Our study reveals that the main risk factors for HIV in KSDM are economic dependence on sexual partners, risky alcohol consumption and associated inconsistent condom use, and cross-generational sex especially among women aged ≤20 years. Therefore, effective prevention of HIV among antenatal mothers in KSDM must target the improvement of the economic status of women, thereby reducing economic dependence on their sexual partners; address the prevalent phenomenon of cross-generation sex among women aged ≤20 years; and regulate the brewing, marketing, and consumption of alcohol.

Authors' contributions

Charles Bitamazire Businge (CBB) and Verona Mathews (VM) designed the research project.
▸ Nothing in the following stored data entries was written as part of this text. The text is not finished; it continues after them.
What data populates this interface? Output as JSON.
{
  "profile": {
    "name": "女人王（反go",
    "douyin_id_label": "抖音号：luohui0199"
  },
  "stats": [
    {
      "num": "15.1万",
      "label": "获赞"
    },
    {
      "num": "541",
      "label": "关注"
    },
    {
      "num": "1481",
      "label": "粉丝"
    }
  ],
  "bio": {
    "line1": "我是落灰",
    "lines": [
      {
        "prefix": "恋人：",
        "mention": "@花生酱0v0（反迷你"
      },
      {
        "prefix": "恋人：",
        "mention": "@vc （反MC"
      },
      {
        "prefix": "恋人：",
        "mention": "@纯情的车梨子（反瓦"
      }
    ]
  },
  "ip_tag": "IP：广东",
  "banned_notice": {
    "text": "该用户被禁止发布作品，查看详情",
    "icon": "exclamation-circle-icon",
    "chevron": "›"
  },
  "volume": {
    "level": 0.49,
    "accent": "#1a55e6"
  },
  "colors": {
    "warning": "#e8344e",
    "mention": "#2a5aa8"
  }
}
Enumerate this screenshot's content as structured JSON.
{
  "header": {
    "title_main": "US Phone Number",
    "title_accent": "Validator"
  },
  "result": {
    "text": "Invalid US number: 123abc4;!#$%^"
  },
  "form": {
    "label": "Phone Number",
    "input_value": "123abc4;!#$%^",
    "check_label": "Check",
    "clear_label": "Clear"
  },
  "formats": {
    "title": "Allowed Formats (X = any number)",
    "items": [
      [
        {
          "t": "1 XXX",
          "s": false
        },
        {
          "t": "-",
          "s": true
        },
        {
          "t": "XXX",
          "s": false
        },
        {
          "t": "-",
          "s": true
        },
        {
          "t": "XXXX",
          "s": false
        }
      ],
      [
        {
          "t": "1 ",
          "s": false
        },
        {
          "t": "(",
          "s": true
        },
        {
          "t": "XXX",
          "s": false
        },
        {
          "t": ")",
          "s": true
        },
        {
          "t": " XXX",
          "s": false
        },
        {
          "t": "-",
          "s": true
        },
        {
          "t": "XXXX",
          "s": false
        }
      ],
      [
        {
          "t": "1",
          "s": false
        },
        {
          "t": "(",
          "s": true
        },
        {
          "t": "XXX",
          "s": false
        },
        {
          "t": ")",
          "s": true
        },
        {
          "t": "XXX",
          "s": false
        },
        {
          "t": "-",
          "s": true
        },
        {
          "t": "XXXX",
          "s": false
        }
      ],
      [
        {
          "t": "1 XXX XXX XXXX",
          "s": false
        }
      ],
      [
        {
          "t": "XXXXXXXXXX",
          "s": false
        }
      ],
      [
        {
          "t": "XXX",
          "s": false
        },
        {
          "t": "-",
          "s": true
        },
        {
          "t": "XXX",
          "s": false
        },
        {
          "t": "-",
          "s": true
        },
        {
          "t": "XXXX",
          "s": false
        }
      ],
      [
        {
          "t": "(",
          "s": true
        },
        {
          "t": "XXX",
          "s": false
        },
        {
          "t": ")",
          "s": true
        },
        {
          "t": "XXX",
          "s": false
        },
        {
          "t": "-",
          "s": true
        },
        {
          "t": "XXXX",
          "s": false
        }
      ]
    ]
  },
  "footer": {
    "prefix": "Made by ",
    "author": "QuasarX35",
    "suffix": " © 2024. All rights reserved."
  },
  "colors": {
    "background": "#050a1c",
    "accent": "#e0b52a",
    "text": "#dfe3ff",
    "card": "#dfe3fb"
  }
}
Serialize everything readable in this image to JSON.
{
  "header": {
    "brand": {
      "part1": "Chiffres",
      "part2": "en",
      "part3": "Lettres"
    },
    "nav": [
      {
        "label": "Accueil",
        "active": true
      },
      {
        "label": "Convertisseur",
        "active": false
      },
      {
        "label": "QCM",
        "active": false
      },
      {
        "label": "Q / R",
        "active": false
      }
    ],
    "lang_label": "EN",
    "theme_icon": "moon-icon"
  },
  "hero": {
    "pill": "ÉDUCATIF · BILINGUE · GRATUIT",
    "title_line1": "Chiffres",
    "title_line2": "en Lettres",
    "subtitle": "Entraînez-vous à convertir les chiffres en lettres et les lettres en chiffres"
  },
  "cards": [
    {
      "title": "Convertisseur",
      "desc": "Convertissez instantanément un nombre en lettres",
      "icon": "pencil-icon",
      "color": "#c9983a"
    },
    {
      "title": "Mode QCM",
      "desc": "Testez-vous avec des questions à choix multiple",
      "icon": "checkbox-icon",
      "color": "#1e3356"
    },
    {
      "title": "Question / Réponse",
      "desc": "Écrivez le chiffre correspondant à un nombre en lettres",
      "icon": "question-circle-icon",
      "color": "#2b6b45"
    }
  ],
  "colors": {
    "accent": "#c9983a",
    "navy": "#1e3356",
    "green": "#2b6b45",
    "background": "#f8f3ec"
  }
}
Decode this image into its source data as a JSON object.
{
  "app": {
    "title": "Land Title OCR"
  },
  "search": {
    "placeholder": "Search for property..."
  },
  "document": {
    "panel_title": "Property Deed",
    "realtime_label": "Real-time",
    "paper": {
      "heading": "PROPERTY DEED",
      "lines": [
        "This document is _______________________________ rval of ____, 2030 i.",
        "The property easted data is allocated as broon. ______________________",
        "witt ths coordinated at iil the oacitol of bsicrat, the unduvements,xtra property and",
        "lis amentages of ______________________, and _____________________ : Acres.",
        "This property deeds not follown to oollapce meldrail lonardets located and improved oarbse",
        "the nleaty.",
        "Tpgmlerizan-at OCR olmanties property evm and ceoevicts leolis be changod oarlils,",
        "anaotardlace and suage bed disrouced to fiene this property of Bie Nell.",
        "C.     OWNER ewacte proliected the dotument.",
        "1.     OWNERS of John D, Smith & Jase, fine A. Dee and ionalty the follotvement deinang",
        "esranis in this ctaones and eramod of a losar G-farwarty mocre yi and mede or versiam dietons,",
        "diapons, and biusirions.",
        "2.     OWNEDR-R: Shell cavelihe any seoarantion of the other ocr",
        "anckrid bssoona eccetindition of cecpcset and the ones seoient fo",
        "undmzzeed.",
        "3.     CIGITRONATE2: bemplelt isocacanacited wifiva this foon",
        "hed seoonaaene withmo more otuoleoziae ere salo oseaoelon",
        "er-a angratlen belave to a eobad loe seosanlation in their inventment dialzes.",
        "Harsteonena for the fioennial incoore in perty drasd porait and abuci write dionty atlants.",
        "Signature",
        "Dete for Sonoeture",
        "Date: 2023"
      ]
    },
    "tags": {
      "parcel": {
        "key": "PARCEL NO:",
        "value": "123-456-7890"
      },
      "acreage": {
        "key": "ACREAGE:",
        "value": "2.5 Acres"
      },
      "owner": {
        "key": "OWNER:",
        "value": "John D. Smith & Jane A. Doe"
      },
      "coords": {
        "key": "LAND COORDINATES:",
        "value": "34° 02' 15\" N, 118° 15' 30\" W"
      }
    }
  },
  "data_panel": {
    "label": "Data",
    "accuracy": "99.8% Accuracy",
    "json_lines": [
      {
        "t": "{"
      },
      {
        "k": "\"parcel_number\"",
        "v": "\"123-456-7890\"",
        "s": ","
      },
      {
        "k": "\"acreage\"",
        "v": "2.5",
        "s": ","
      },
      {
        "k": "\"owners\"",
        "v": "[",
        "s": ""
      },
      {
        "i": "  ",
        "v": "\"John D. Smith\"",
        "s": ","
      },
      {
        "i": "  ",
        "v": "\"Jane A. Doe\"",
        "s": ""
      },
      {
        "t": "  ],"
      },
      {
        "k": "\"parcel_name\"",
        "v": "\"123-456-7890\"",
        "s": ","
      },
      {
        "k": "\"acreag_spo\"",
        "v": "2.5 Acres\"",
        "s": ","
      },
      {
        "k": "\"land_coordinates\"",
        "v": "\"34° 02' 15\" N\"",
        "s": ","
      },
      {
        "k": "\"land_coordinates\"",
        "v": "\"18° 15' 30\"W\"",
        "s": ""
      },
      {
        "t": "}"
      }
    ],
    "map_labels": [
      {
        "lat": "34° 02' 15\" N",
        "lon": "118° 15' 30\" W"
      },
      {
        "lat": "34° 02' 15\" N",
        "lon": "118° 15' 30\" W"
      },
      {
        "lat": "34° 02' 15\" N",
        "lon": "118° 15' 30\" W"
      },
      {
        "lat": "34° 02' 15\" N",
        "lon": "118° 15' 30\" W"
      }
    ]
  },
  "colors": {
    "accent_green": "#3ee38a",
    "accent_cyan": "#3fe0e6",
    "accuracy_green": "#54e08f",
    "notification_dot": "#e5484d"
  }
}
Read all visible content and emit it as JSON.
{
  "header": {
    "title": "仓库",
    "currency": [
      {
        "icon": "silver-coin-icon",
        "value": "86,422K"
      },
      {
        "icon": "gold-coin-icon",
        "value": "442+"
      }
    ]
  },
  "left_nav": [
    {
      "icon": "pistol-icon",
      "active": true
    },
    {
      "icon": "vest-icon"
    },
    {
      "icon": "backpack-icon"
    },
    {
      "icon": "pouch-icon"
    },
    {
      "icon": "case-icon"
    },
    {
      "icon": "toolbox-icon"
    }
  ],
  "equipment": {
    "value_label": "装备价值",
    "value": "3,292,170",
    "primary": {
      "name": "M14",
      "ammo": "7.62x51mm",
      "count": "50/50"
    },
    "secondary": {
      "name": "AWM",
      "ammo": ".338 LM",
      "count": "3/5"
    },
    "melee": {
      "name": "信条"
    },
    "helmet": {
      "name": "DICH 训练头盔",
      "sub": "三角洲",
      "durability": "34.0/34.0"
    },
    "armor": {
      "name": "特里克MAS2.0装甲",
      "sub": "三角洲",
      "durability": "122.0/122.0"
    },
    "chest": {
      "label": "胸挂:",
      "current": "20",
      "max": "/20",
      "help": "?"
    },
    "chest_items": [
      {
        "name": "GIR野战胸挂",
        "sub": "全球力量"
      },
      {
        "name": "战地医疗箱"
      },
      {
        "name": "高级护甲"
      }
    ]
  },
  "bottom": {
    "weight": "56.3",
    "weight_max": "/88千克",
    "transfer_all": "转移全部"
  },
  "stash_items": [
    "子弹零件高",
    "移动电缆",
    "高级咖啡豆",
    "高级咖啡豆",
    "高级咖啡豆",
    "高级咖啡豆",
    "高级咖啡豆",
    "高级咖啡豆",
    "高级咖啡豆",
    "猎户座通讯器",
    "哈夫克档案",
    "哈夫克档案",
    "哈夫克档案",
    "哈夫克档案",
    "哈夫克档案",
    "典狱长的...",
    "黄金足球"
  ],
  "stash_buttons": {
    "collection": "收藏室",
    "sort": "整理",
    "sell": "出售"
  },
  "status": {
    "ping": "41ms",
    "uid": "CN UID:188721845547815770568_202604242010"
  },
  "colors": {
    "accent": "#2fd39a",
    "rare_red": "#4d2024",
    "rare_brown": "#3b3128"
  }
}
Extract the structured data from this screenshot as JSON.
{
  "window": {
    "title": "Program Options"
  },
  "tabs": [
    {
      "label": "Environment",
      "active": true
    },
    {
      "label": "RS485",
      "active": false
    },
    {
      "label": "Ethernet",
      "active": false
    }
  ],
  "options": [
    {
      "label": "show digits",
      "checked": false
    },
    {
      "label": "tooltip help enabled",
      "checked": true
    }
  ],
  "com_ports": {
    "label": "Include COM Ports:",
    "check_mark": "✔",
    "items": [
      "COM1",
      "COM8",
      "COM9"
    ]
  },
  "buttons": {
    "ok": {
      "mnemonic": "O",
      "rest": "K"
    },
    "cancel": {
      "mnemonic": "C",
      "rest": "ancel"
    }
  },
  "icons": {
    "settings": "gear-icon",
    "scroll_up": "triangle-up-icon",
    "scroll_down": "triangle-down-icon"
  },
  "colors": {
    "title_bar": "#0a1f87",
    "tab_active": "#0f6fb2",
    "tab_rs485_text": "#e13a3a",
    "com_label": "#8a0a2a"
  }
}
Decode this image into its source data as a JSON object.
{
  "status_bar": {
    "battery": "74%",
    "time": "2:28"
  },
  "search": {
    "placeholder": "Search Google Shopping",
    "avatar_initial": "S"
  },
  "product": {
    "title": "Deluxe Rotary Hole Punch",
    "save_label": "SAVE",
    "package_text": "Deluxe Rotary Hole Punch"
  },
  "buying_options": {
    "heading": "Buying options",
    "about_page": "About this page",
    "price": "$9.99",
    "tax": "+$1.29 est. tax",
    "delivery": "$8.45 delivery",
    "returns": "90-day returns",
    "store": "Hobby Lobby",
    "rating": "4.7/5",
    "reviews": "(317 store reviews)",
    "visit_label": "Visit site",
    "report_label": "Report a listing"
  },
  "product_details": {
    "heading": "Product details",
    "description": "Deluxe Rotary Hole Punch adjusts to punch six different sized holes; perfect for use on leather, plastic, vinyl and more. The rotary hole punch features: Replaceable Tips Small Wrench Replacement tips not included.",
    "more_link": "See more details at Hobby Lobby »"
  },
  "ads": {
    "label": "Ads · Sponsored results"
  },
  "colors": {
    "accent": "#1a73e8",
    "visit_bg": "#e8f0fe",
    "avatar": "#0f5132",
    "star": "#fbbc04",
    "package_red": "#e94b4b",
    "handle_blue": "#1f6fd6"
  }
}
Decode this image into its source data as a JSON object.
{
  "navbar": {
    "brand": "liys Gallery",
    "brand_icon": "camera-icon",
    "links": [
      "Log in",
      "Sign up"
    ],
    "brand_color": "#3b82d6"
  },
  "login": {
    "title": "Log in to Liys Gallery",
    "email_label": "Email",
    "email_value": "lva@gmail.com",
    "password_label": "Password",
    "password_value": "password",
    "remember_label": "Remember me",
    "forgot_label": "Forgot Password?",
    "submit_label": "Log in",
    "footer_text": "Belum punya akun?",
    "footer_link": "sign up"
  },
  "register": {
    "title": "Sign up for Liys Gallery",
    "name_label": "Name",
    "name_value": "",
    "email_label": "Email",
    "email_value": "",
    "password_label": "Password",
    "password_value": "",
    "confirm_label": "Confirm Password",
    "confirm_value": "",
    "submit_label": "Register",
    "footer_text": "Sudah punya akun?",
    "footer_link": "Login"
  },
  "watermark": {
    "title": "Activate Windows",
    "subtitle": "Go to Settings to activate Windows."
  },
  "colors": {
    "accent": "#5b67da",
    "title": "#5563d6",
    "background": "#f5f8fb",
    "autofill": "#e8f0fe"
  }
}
CBB carried out data collection. CBB and Benjamin Longo Mbenza (BLM) did the data analysis. All the three authors participated in writing the manuscript.

Conflict of interest and funding

There is no conflict of interest. CBB is a recipient of a pilot research grant (CFAR grant P30 AI036214) from the Centre for AIDS Research at the University of California San Diego (CFAR UCSD), USA. The authors have not received any other funding or benefits from industry or elsewhere to conduct this study.